2025년 6월 9일

Jun 09, 2025

Cartridges: Lightweight and general-purpose long context representations via self-study

(Sabri Eyuboglu, Ryan Ehrlich, Simran Arora, Neel Guha, Dylan Zinsley, Emily Liu, Will Tennien, Atri Rudra, James Zou, Azalia Mirhoseini, Christopher Re)

Large language models are often used to answer queries grounded in large text corpora (e.g. codebases, legal documents, or chat histories) by placing the entire corpus in the context window and leveraging in-context learning (ICL). Although current models support contexts of 100K-1M tokens, this setup is costly to serve because the memory consumption of the KV cache scales with input length. We explore an alternative: training a smaller KV cache offline on each corpus. At inference time, we load this trained KV cache, which we call a Cartridge, and decode a response. Critically, the cost of training a Cartridge can be amortized across all the queries referencing the same corpus. However, we find that the naive approach of training the Cartridge with next-token prediction on the corpus is not competitive with ICL. Instead, we propose self-study, a training recipe in which we generate synthetic conversations about the corpus and train the Cartridge with a context-distillation objective. We find that Cartridges trained with self-study replicate the functionality of ICL, while being significantly cheaper to serve. On challenging long-context benchmarks, Cartridges trained with self-study match ICL performance while using 38.6x less memory and enabling 26.4x higher throughput. Self-study also extends the model's effective context length (e.g. from 128k to 484k tokens on MTOB) and surprisingly, leads to Cartridges that can be composed at inference time without retraining.

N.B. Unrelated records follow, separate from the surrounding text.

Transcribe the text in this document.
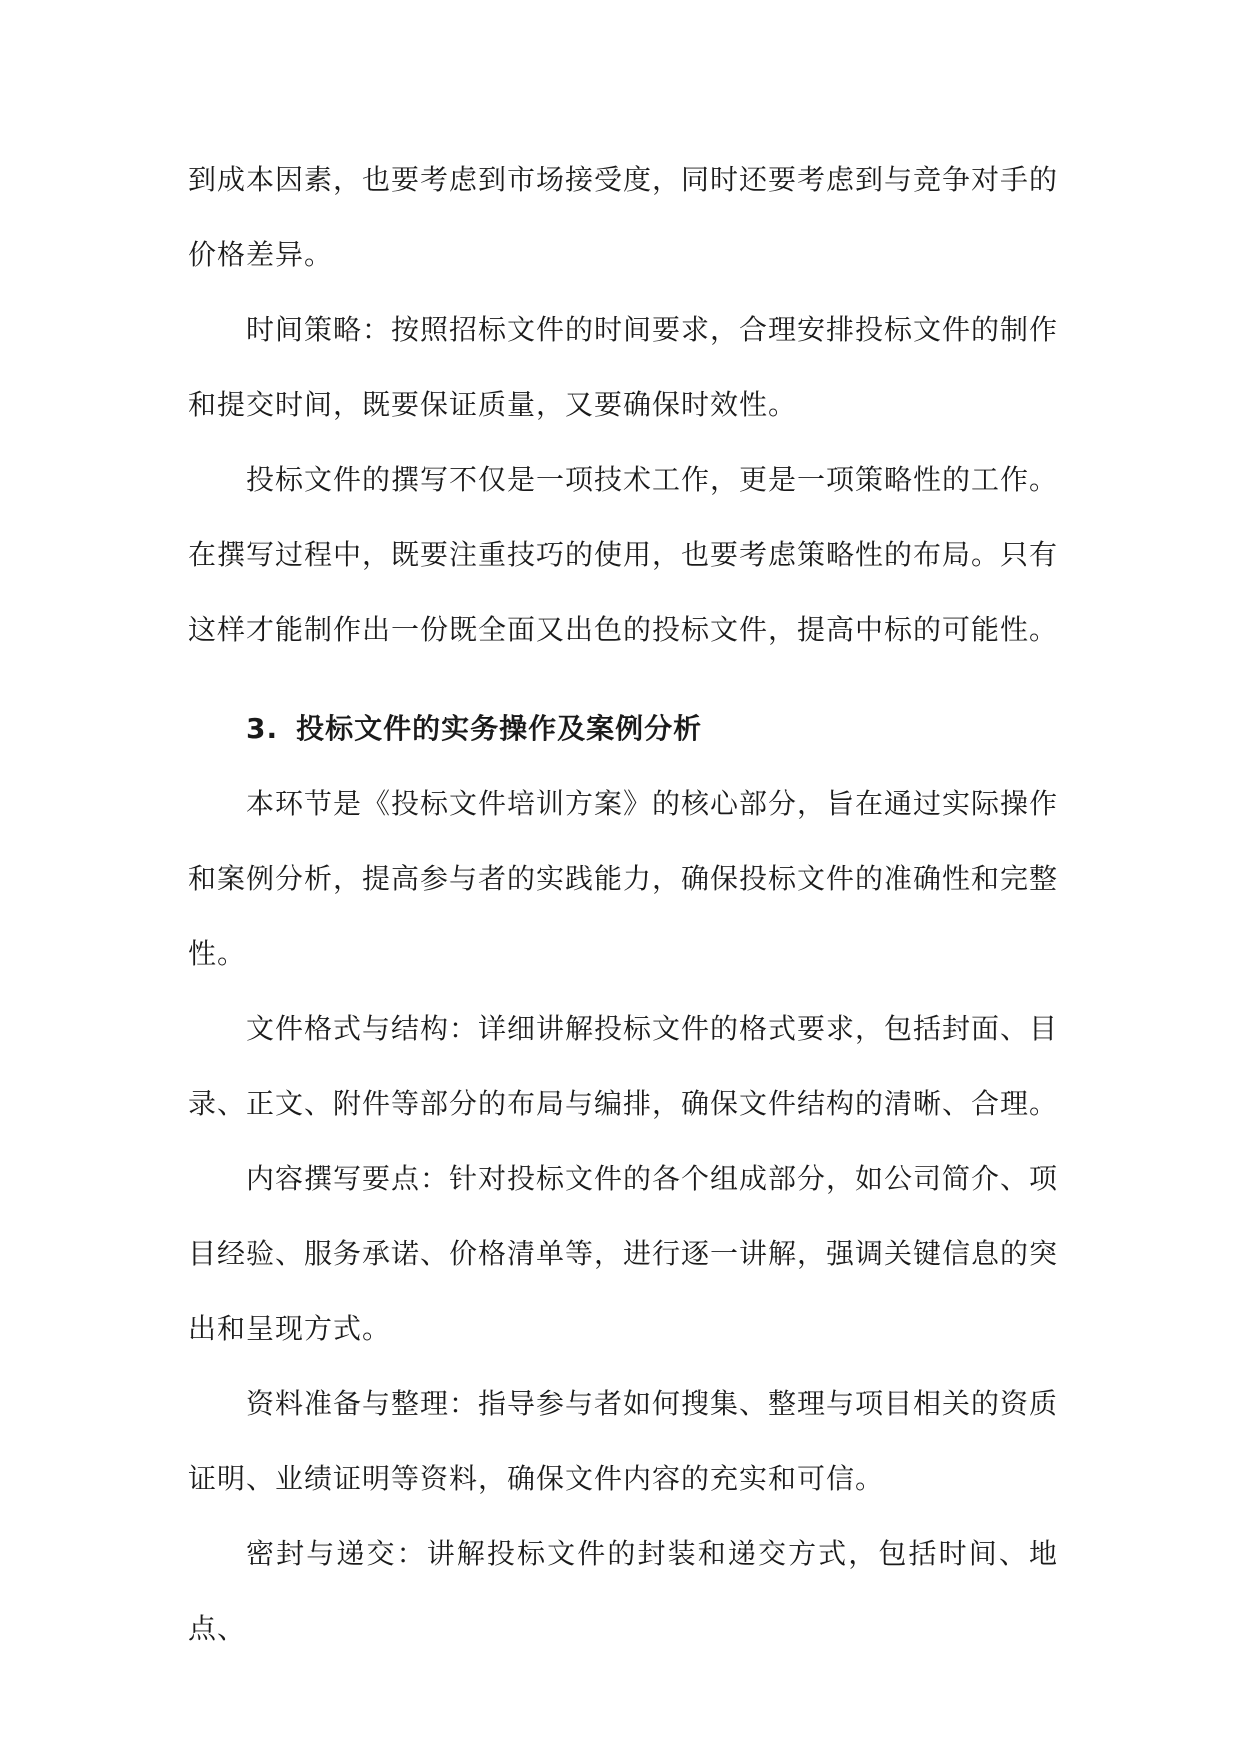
到成本因素，也要考虑到市场接受度，同时还要考虑到与竞争对手的价格差异。

时间策略：按照招标文件的时间要求，合理安排投标文件的制作和提交时间，既要保证质量，又要确保时效性。

投标文件的撰写不仅是一项技术工作，更是一项策略性的工作。在撰写过程中，既要注重技巧的使用，也要考虑策略性的布局。只有这样才能制作出一份既全面又出色的投标文件，提高中标的可能性。

3. 投标文件的实务操作及案例分析

本环节是《投标文件培训方案》的核心部分，旨在通过实际操作和案例分析，提高参与者的实践能力，确保投标文件的准确性和完整性。

文件格式与结构：详细讲解投标文件的格式要求，包括封面、目录、正文、附件等部分的布局与编排，确保文件结构的清晰、合理。

内容撰写要点：针对投标文件的各个组成部分，如公司简介、项目经验、服务承诺、价格清单等，进行逐一讲解，强调关键信息的突出和呈现方式。

资料准备与整理：指导参与者如何搜集、整理与项目相关的资质证明、业绩证明等资料，确保文件内容的充实和可信。

密封与递交：讲解投标文件的封装和递交方式，包括时间、地点、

In-context Learning 프롬프트에 대한 압축. 대화 형태로 데이터를 합성한 다음 그 데이터로 KV 캐시를 학습시키는 형태군요. 기본적으로는 PEFT네요. A compression for in-context learning prompts. It involves synthesizing data in a conversational method and then training the KV cache using that data. Essentially, it's a form of PEFT.

#llm #synthetic-data

Reinforcement Learning Optimization for Large-Scale Learning: An Efficient and User-Friendly Scaling Library

(Weixun Wang, Shaopan Xiong, Gengru Chen, Wei Gao, Sheng Guo, Yancheng He, Ju Huang, Jiaheng Liu, Zhendong Li, Xiaoyang Li, Zichen Liu, Haizhou Zhao, Dakai An, Lunxi Cao, Qiyang Cao, Wanxi Deng, Feilei Du, Yiliang Gu, Jiahe Li, Xiang Li, Mingjie Liu, Yijia Luo, Zihe Liu, Yadao Wang, Pei Wang, Tianyuan Wu, Yanan Wu, Yuheng Zhao, Shuaibing Zhao, Jin Yang, Siran Yang, Yingshui Tan, Huimin Yi, Yuchi Xu, Yujin Yuan, Xingyao Zhang, Lin Qu, Wenbo Su, Wei Wang, Jiamang Wang, Bo Zheng)

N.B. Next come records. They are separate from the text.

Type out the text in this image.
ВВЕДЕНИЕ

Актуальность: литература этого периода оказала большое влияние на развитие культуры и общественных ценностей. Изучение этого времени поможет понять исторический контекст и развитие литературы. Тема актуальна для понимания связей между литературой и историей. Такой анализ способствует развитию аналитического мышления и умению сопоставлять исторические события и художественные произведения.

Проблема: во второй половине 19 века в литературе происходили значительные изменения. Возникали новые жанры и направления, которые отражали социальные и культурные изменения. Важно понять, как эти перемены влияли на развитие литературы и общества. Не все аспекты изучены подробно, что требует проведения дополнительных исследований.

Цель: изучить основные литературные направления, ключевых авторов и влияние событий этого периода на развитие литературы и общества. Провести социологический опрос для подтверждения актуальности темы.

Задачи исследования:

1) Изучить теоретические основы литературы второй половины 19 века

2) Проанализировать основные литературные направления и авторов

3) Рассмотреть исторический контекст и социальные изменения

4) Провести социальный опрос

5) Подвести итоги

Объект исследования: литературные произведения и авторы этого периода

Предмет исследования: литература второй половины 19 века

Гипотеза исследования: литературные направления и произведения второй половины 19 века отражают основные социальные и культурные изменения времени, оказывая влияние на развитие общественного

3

We introduce ROLL, an efficient, scalable, and user-friendly library designed for Reinforcement Learning Optimization for Large-scale Learning. ROLL caters to three primary user groups: tech pioneers aiming for cost-effective, fault-tolerant large-scale training, developers requiring flexible control over training workflows, and researchers seeking agile experimentation. ROLL is built upon several key modules to serve these user groups effectively. First, a single-controller architecture combined with an abstraction of the parallel worker simplifies the development of the training pipeline. Second, the parallel strategy and data transfer modules enable efficient and scalable training. Third, the rollout scheduler offers fine-grained management of each sample's lifecycle during the rollout stage. Fourth, the environment worker and reward worker support rapid and flexible experimentation with agentic RL algorithms and reward designs. Finally, AutoDeviceMapping allows users to assign resources to different models flexibly across various stages.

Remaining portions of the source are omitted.